Daniel leaned forward to answer, but Ashley held up his hand. “That question is off the record, and there’s no need to answer.”

The clerk made the adjustment on her machine.

Ashley then looked to his left. “This is off the record too, but I was curious if the distinguished senator from Montana agrees with me that doctors purposefully have developed their own language just so that half the time we mere mortals have no idea under the sun what the dickens they are talking about.”

There was more laughter from the spectators, as the senator from Montana looked up from his reading and nodded an enthusiastic yes.

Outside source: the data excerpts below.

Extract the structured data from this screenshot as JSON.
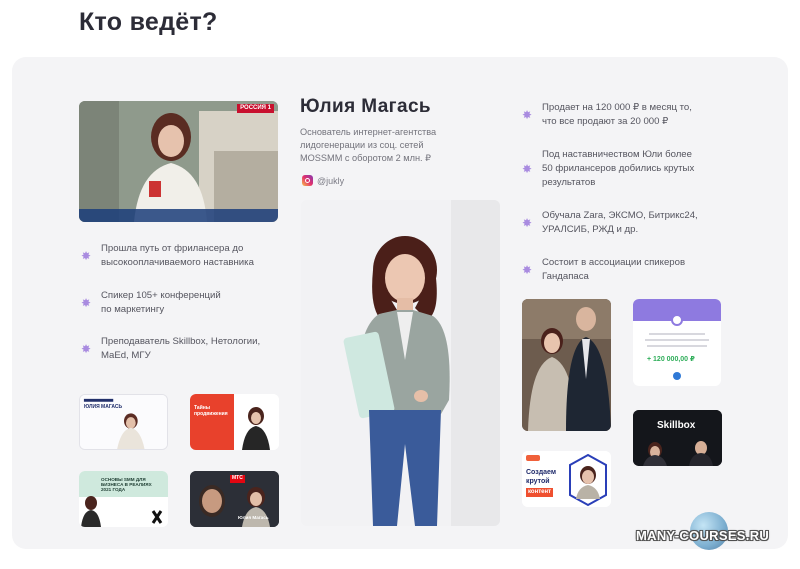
{
  "heading": "Кто ведёт?",
  "speaker": {
    "name": "Юлия Магась",
    "description": "Основатель интернет-агентства\nлидогенерации из соц. сетей\nMOSSMM с оборотом 2 млн. ₽",
    "instagram_handle": "@jukly"
  },
  "left_bullets": [
    "Прошла путь от фрилансера до\nвысокооплачиваемого наставника",
    "Спикер 105+ конференций\nпо маркетингу",
    "Преподаватель Skillbox, Нетологии,\nMaEd, МГУ"
  ],
  "right_bullets": [
    "Продает на 120 000 ₽ в месяц то,\nчто все продают за 20 000 ₽",
    "Под наставничеством Юли более\n50 фрилансеров добились крутых\nрезультатов",
    "Обучала Zara, ЭКСМО, Битрикс24,\nУРАЛСИБ, РЖД и др.",
    "Состоит в ассоциации спикеров\nГандапаса"
  ],
  "tiles": {
    "tv_channel": "РОССИЯ 1",
    "webinar1_title": "ЮЛИЯ МАГАСЬ",
    "webinar2_title": "Тайны продвижения",
    "smm_title": "ОСНОВЫ SMM ДЛЯ БИЗНЕСА В РЕАЛИЯХ 2021 ГОДА",
    "mts_title": "МТС",
    "mts_name": "Юлия Магась",
    "payment_amount": "+ 120 000,00 ₽",
    "skillbox_label": "Skillbox",
    "content_line1": "Создаем",
    "content_line2": "крутой",
    "content_line3": "контент"
  },
  "watermark": "MANY-COURSES.RU",
  "colors": {
    "accent_star": "#a98be0",
    "payment_header": "#8e7ae0",
    "payment_green": "#2fae5a"
  }
}
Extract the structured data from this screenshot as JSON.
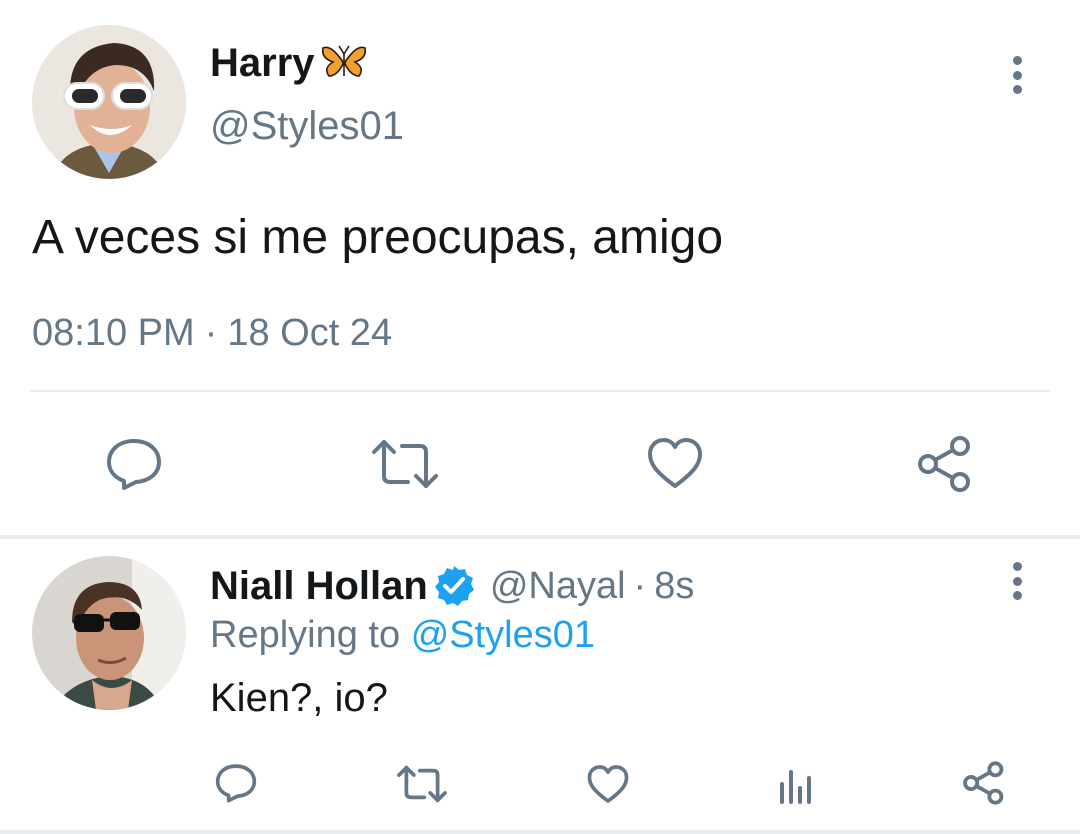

“Now, where was I?” Ashley questioned, as he looked back at his prepared opening statement. “The need for this legislation lies in the problem that biotechnology in general and medical science in particular in this country have lost their moral and ethical underpinnings. We here on the Senate’s Health Policy Subcommittee feel it is our duty as concerned and moral Americans to reverse this trend by following the lead of our colleagues in the House. Ends do not justify means, particularly in the medical research arena, as was unequivocally stated as far back as the Nuremberg Trials. This HTSR is a case in point. This procedure once again threatens to create poor, defenseless embryos and then dismember them with the dubious justification that the cells derived from these nascent, tiny humans will be used to treat a wide variety of patients. But that’s not all. As we will hear in testimony from its discoverer, whom we are honored to have here as a witness, this is no ordinary therapeutic cloning procedure, and I, as the bill’s principal author, am shocked that this procedure is poised to become mainstream. Well, I say only over my dead body!”

A modest level of applause issued from a smattering of audience members. Ashley acknowledged it with a nod of his head and a short pause. Then he took a deep breath. “Now, I could go on about this new technique, but I’m not a doctor, and I respectfully defer to the expert, who has graciously come before this subcommittee. I would like to proceed with the witness, unless my eminent-ranking colleague from across the aisle would like to say a few words.”